Nationalgeographic.co.id—Wabah tifus merajalela seiring bergantinya tahun. Sejak tahun 1911, wabah tifus mulai merambah ke daerah pedalaman di Cirebon. Kenyataannya, pola hidup kumuh dan higienitas rendah membuat wabah menjadi pesat.
Imas Emalia dalam jurnalnya menulis tentang Residen Hiljee yang melaporkan bahwa penyakit tifus "paling banyak melanda Kota Cirebon dan para dokter terus berkeliling melakukan perawatan."
Imas menulis kepada Jurnal Sejarah yang berjudul "Wabah Tifus di Cirebon Masa Hindia Belanda: Kebijakan Pemerintah dan Solusi Sehat Masyarakat" yang diterbitkan pada tahun 2020.
Dalam jurnalnya, ia melukiskan kekhawatiran pemerintah kolonial Hindia Belanda terhadap dampak yang ditimbulkan karena persebaran tifus yang semakin masif. "Beberapa orang meninggal karena wabah itu," lapor Hiljee dalam tulisan Imas.
Pemerintah kolonial secara besar-besaran telah mengimbau rakyat Cirebon untuk menerapkan pola hidup sehat. Beberapa kebijakan diluncurkan demi mengurangi angka kematian akibat wabah tersebut.
Edukasi untuk hidup bersih yang sebelumnya belum pernah disampaikan kepada rakyat, kini mulai digalakkan pemerintah kolonial. Penyuluhan kesehatan menjadi syarat untuk menekan angka kematian karena tifus.
"Sampai pada tahun 1936, propaganda hidup bersih terus dilakukan para pembantu dokter pemerintah di berbagai poliklinik dan pos-pos pelayanan kesehatan," imbuh Imas.
Rakyat diminta mengonsumsi air bersih yang sudah matang, mengajarkan cara-cara menimbun sampah, cara mencuci tangan dengan sabun, cara menjaga kebersihal lingkungan rumahnya, dan tidak mengonsumsi makanan warung yang kurang higienis.
Dari Bataviaasch Nieuwsblaad edisi 29 Desember 1938 menyebutkan bahwa memang propaganda sudah berangsur-angsur dilakukan oleh pemerintah kolonial, namun tindakan pemerintah dinilai telat dan pelayanan kesehatannya kurang maksimal.
Maka dari itu, propaganda pemerintah dinilai tidak efektif karena wabah tifus sudah terlanjur menjalar ke berbagai aspek kehidupan masyarakat di Karesidenan Cirebon.
Begitupun dengan pelayanan rumah sakit yang masih mendiskriminasi pasien pribumi, beserta dengan mahalnya biaya pengobatan, membuat rakyat tidak bisa bertahan di rumah sakit hingga kondisinya membaik.
Masyarakat dinilai kecewa dengan pelayanan pemerintah kolonial yang kurang kooperatif dan telat menyikapi penyebaran wabah.
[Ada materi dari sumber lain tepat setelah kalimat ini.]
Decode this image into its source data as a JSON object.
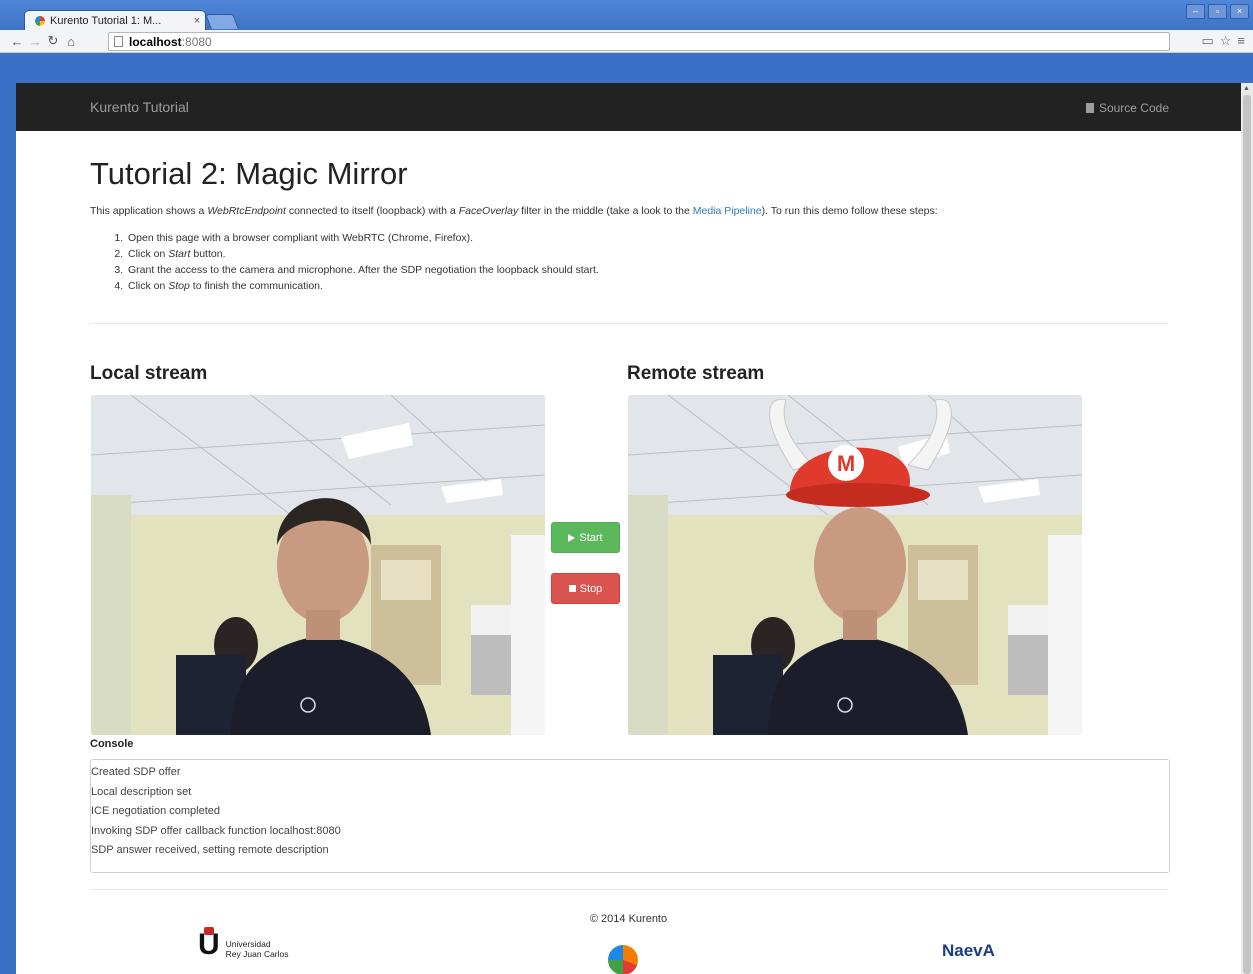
{
  "browser": {
    "tab_title": "Kurento Tutorial 1: M...",
    "tab_close": "×",
    "url_host": "localhost",
    "url_port": ":8080",
    "icons": [
      "back-icon",
      "forward-icon",
      "reload-icon",
      "home-icon",
      "page-icon",
      "cast-icon",
      "star-icon",
      "menu-icon"
    ]
  },
  "navbar": {
    "brand": "Kurento Tutorial",
    "source_code": "Source Code"
  },
  "page": {
    "title": "Tutorial 2: Magic Mirror",
    "intro": {
      "p1": "This application shows a ",
      "em1": "WebRtcEndpoint",
      "p2": " connected to itself (loopback) with a ",
      "em2": "FaceOverlay",
      "p3": " filter in the middle (take a look to the ",
      "link": "Media Pipeline",
      "p4": "). To run this demo follow these steps:"
    },
    "steps": {
      "s1": "Open this page with a browser compliant with WebRTC (Chrome, Firefox).",
      "s2_a": "Click on ",
      "s2_em": "Start",
      "s2_b": " button.",
      "s3": "Grant the access to the camera and microphone. After the SDP negotiation the loopback should start.",
      "s4_a": "Click on ",
      "s4_em": "Stop",
      "s4_b": " to finish the communication."
    },
    "local_stream_label": "Local stream",
    "remote_stream_label": "Remote stream",
    "start_label": "Start",
    "stop_label": "Stop",
    "console_label": "Console",
    "console_lines": [
      "Created SDP offer",
      "Local description set",
      "ICE negotiation completed",
      "Invoking SDP offer callback function localhost:8080",
      "SDP answer received, setting remote description"
    ],
    "footer": {
      "copyright": "© 2014 Kurento",
      "urjc_line1": "Universidad",
      "urjc_line2": "Rey Juan Carlos",
      "naeva": "NaevA"
    }
  },
  "colors": {
    "navbar_bg": "#222222",
    "start_green": "#5cb85c",
    "stop_red": "#d9534f",
    "link_blue": "#337ab7",
    "cap_red": "#e03a2c"
  }
}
Kebijakan pemerintah yang selanjutnya dilakukan, sudah tidak mempan untuk mendorong perubahan sikap masyarakat.
Rakyat kepalang kecewa dan tidak lagi memercayai mereka. Akibat hal itulah yang mendorong rakyat Cirebon untuk menempuh jalannya sendiri, menemukan cara keluar dari penderitaan akibat tifus.
Permasalahan-permasalahan itu yang akhirnya mendorong para pengidap penyakit untuk datang kepada kiai maupun dukun yang sekiranya dapat dibayar dengan harga miring, atau juga dengan hasil panen yang mereka miliki.
Adapun segelintir masyarakat yang memilih untuk mengurung diri di rumahnya karena tidak memiliki apapun yang ia gunakan untuk berobat. Cara lain rakyat untuk menyembuhkan penyakitnya adalah dengan meracik jamu atau minuman herbal.
Rakyat mulai membaca kitab-kitab klasik warisan nenek moyang mereka tentang "cara meracik ramuan herbal untuk menyebuhkan berbagai penyakit," pungkasnya. Cara ini agaknya lebih efektif untuk menurunkan angka penyebaran tifus di Cirebon.